GLS1 expression and its role in mesenchymal stem cell aging and metabolic reprogramming

Mesenchymal stem cells (MSCs) possess the ability to differentiate into various cell types,?facilitating the repair of damaged tissues and organs while enhancing their functions, thereby playing a role in healing age-related decline. However, MSCs are also subject to aging, leading to a significant reduction in their self-renewal capacity and differentiation potential. We observed a marked increase in cell size among aged MSCs, with GLS1 expression levels in these enlarged cells being significantly higher compared to those in normal cells. Inducing cellular aging with D-galactose further elevates GLS1 expression and is accompanied by an increase in cell size. Moreover, GLS1 overexpression may enhance the expression of key glycolytic enzymes through the upregulation of FOXK2, leading to metabolic reprogramming. Conversely, overexpressing GLS1 in normal cells does not directly elevate the expression of aging-related markers, nor does it impede cell proliferation. However, GLS1 overexpression appears to diminish differentiation potential by inhibiting the Wnt/β-Catenin signaling pathway.
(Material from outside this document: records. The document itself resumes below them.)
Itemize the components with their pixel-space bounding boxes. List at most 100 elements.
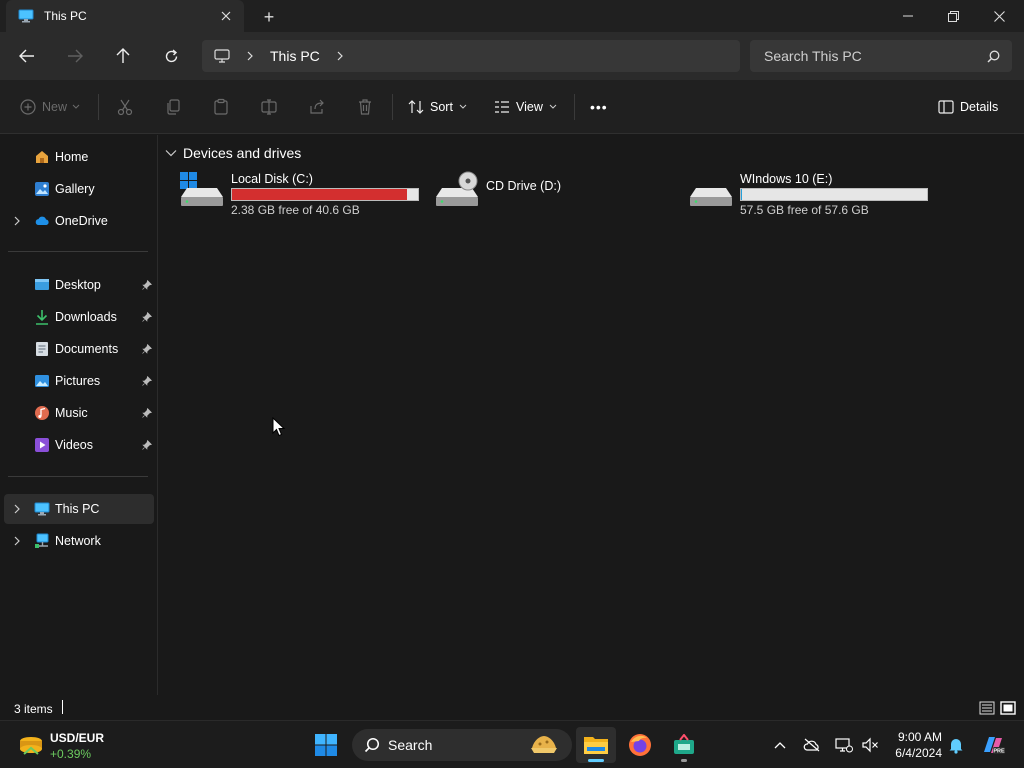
paste-button[interactable] (212, 94, 230, 120)
divider (8, 476, 148, 477)
rename-button[interactable] (260, 94, 278, 120)
copy-button[interactable] (164, 94, 182, 120)
mouse-cursor-icon (272, 417, 286, 437)
drive-item-c[interactable]: Local Disk (C:) 2.38 GB free of 40.6 GB (179, 171, 423, 221)
home-icon (36, 151, 48, 163)
sort-button[interactable]: Sort (408, 94, 467, 120)
search-label: Search (388, 737, 433, 753)
group-header-devices[interactable]: Devices and drives (165, 145, 301, 161)
close-icon[interactable] (976, 0, 1022, 32)
pin-icon[interactable] (142, 312, 152, 322)
music-icon (35, 406, 49, 420)
details-view-icon[interactable] (978, 699, 996, 717)
monitor-icon (214, 49, 230, 63)
title-bar: This PC + (0, 0, 1024, 32)
copilot-icon[interactable]: PRE (980, 735, 1006, 755)
file-explorer-app[interactable] (576, 727, 616, 763)
picture-icon (35, 375, 49, 387)
network-ethernet-icon[interactable] (834, 735, 854, 755)
drive-item-e[interactable]: WIndows 10 (E:) 57.5 GB free of 57.6 GB (688, 171, 932, 221)
volume-muted-icon[interactable] (860, 735, 880, 755)
sidebar-item-label: Home (55, 150, 89, 164)
view-list-icon (495, 101, 509, 113)
drive-name: CD Drive (D:) (486, 179, 561, 193)
sidebar-item-videos[interactable]: Videos (4, 430, 154, 460)
taskbar-search[interactable]: Search (352, 729, 572, 761)
sidebar-item-desktop[interactable]: Desktop (4, 270, 154, 300)
search-icon (364, 737, 380, 753)
hard-drive-icon (690, 188, 732, 206)
desktop-icon (35, 279, 49, 290)
restore-icon[interactable] (930, 0, 976, 32)
start-button[interactable] (306, 727, 346, 763)
pin-icon[interactable] (142, 440, 152, 450)
chevron-right-icon[interactable] (336, 51, 344, 61)
screenshot-tool-icon (674, 734, 694, 754)
sort-label: Sort (430, 100, 453, 114)
chevron-down-icon[interactable] (165, 149, 177, 157)
more-options-button[interactable]: ••• (590, 94, 608, 120)
drive-name: WIndows 10 (E:) (740, 172, 833, 186)
sidebar-item-onedrive[interactable]: OneDrive (4, 206, 154, 236)
close-tab-icon[interactable] (218, 8, 234, 24)
onedrive-paused-icon[interactable] (802, 735, 822, 755)
chevron-right-icon[interactable] (12, 216, 22, 226)
clock-time: 9:00 AM (897, 730, 942, 744)
notification-bell-icon[interactable] (946, 735, 966, 755)
pin-icon[interactable] (142, 280, 152, 290)
forward-arrow-icon[interactable] (63, 44, 87, 68)
sidebar-item-documents[interactable]: Documents (4, 334, 154, 364)
content-pane: Devices and drives Local Disk (C:) 2.38 … (159, 135, 1024, 695)
chevron-right-icon[interactable] (12, 536, 22, 546)
tab-this-pc[interactable]: This PC (6, 0, 244, 32)
sidebar-item-network[interactable]: Network (4, 526, 154, 556)
chevron-right-icon[interactable] (246, 51, 254, 61)
pin-icon[interactable] (142, 344, 152, 354)
sidebar-item-label: Downloads (55, 310, 117, 324)
sidebar-item-home[interactable]: Home (4, 142, 154, 172)
share-button[interactable] (308, 94, 326, 120)
sidebar-item-music[interactable]: Music (4, 398, 154, 428)
search-highlight-icon (531, 736, 557, 753)
chevron-down-icon (549, 104, 557, 109)
view-button[interactable]: View (494, 94, 557, 120)
pin-icon[interactable] (142, 376, 152, 386)
drive-free-space: 2.38 GB free of 40.6 GB (231, 203, 360, 217)
currency-icon (20, 737, 42, 755)
large-icons-view-icon[interactable] (999, 699, 1017, 717)
minimize-icon[interactable] (885, 0, 931, 32)
new-button[interactable]: New (20, 94, 80, 120)
back-arrow-icon[interactable] (15, 44, 39, 68)
pin-icon[interactable] (142, 408, 152, 418)
delete-button[interactable] (356, 94, 374, 120)
search-input[interactable]: Search This PC (750, 40, 1012, 72)
chevron-right-icon[interactable] (12, 504, 22, 514)
refresh-icon[interactable] (159, 44, 183, 68)
sidebar-item-gallery[interactable]: Gallery (4, 174, 154, 204)
show-hidden-icons-chevron-up-icon[interactable] (770, 735, 790, 755)
firefox-app[interactable] (620, 727, 660, 763)
download-icon (36, 310, 48, 325)
chevron-down-icon (72, 104, 80, 109)
details-button[interactable]: Details (938, 94, 998, 120)
cut-button[interactable] (116, 94, 134, 120)
address-bar[interactable]: This PC (202, 40, 740, 72)
cloud-icon (35, 216, 49, 225)
sidebar-item-label: Desktop (55, 278, 101, 292)
breadcrumb-this-pc[interactable]: This PC (270, 48, 320, 64)
drive-free-space: 57.5 GB free of 57.6 GB (740, 203, 869, 217)
drive-name: Local Disk (C:) (231, 172, 313, 186)
up-arrow-icon[interactable] (111, 44, 135, 68)
sidebar-item-this-pc[interactable]: This PC (4, 494, 154, 524)
document-icon (36, 342, 48, 356)
monitor-icon (18, 9, 34, 23)
open-app-indicator (681, 759, 687, 762)
widgets-ticker[interactable]: USD/EUR +0.39% (16, 729, 146, 761)
sidebar-item-pictures[interactable]: Pictures (4, 366, 154, 396)
sidebar-item-downloads[interactable]: Downloads (4, 302, 154, 332)
new-tab-button[interactable]: + (258, 6, 280, 28)
search-icon (987, 50, 1000, 63)
drive-item-d[interactable]: CD Drive (D:) (434, 171, 678, 221)
store-app[interactable] (664, 727, 704, 763)
status-bar: 3 items (0, 695, 1024, 720)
Thus, inhibited differentiation ability of senescent MSCs, which expressed higher GLS1, may be a protective mechanism for the body to prevent the risk on newly generated tissue after the differentiation. This study investigates the relationship between GLS1 and aging, proposing that GLS1 could serve as a potential biomarker for assessing MSC quality, thereby minimizing differences in effects during MSCs-based therapy. Furthermore, elucidating the association between GLS1 and MSC senescence is crucial for advancing our understanding of the intricate mechanisms underlying MSC aging.